The owner of Sunrise farm, Abdul Aziz Karbary, shared concerns over why importing is not been practiced much lately by qurbaani farmers.
“In Botswana, Zimbabwe and other sub-Saharan countries, there is this problem of food disease in so for that reason meat is not imported from those areas. We are mostly consuming locally produced beef and mutton, that is what we focus on,” said Karbary.
Karbary explained how the price of feed has had a 100 percent increase and later shared his personal experiences when he visited some of his cattle and sheep suppliers this year.
“It was always a perception that it was the market manipulation effect and I thought prices are manipulated for the sake of political gain. But I have been to a farm about two days ago when I saw with my own eyes that there is nothing. No grazing available, conditions were so terrible, in fact the farmer had about one hundred baby lambs lying dead on the fields,” explained Karbary.
Tariq Doutie later explained how pricing has changed this year from size and age to weight.

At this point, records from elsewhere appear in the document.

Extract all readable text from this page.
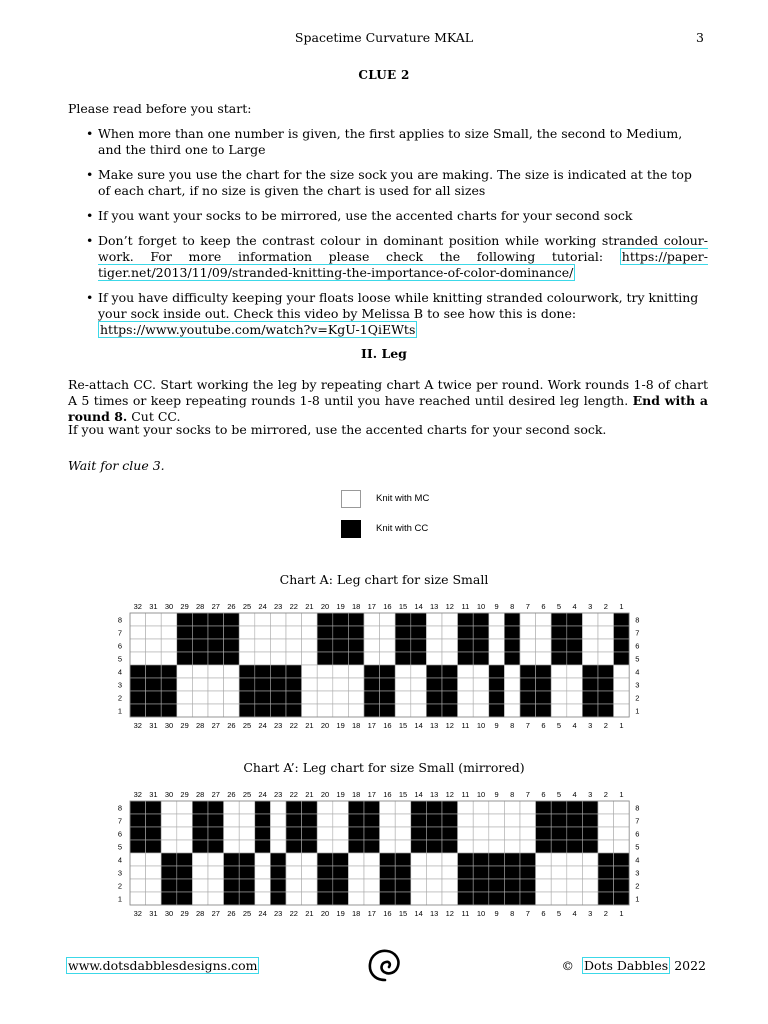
Spacetime Curvature MKAL	3
CLUE 2
Please read before you start:
• When more than one number is given, the first applies to size Small, the second to Medium, and the third one to Large
• Make sure you use the chart for the size sock you are making. The size is indicated at the top of each chart, if no size is given the chart is used for all sizes
• If you want your socks to be mirrored, use the accented charts for your second sock
• Don’t forget to keep the contrast colour in dominant position while working stranded colour-work. For more information please check the following tutorial: https://paper-tiger.net/2013/11/09/stranded-knitting-the-importance-of-color-dominance/
• If you have difficulty keeping your floats loose while knitting stranded colourwork, try knitting your sock inside out. Check this video by Melissa B to see how this is done: https://www.youtube.com/watch?v=KgU-1QiEWts
II. Leg
Re-attach CC. Start working the leg by repeating chart A twice per round. Work rounds 1-8 of chart A 5 times or keep repeating rounds 1-8 until you have reached until desired leg length. End with a round 8. Cut CC.
If you want your socks to be mirrored, use the accented charts for your second sock.
Wait for clue 3.
Knit with MC
Knit with CC
Chart A: Leg chart for size Small
32
32
31
31
30
30
29
29
28
28
27
27
26
26
25
25
24
24
23
23
22
22
21
21
20
20
19
19
18
18
17
17
16
16
15
15
14
14
13
13
12
12
11
11
10
10
9
9
8
8
7
7
6
6
5
5
4
4
3
3
2
2
1
1
8	8
7	7
6	6
5	5
4	4
3	3
2	2
1	1
Chart A’: Leg chart for size Small (mirrored)
32
32
31
31
30
30
29
29
28
28
27
27
26
26
25
25
24
24
23
23
22
22
21
21
20
20
19
19
18
18
17
17
16
16
15
15
14
14
13
13
12
12
11
11
10
10
9
9
8
8
7
7
6
6
5
5
4
4
3
3
2
2
1
1
8	8
7	7
6	6
5	5
4	4
3	3
2	2
1	1
www.dotsdabblesdesigns.com	© Dots Dabbles 2022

“Everything works by weight because the farmers are getting better profit and returns if they sell it to the market directly,” said Doutie.
Rahim said the price fluctuations could be due to the increase in wages.
“Inflation has gone up between 7% to 10% but the prices have gone up by 33%. I assume it is because of wages but wages in the farm do not go up more than 10% so overall whatever affects the farmer has gone up by about 10% to 12%,” said Rahim.
High prices will make it very difficult for ordinary people in the country to fulfil the obligation of Qurbani. But the ulema have reiterated that the more effort we put in, the more reward for Muslims. The drought has made most Capetonians conscious of their blessings and with the price of sheep and cattle expected to increase, there’s no doubt that the rewards for keeping this ritual alive will multiply when slaughtering.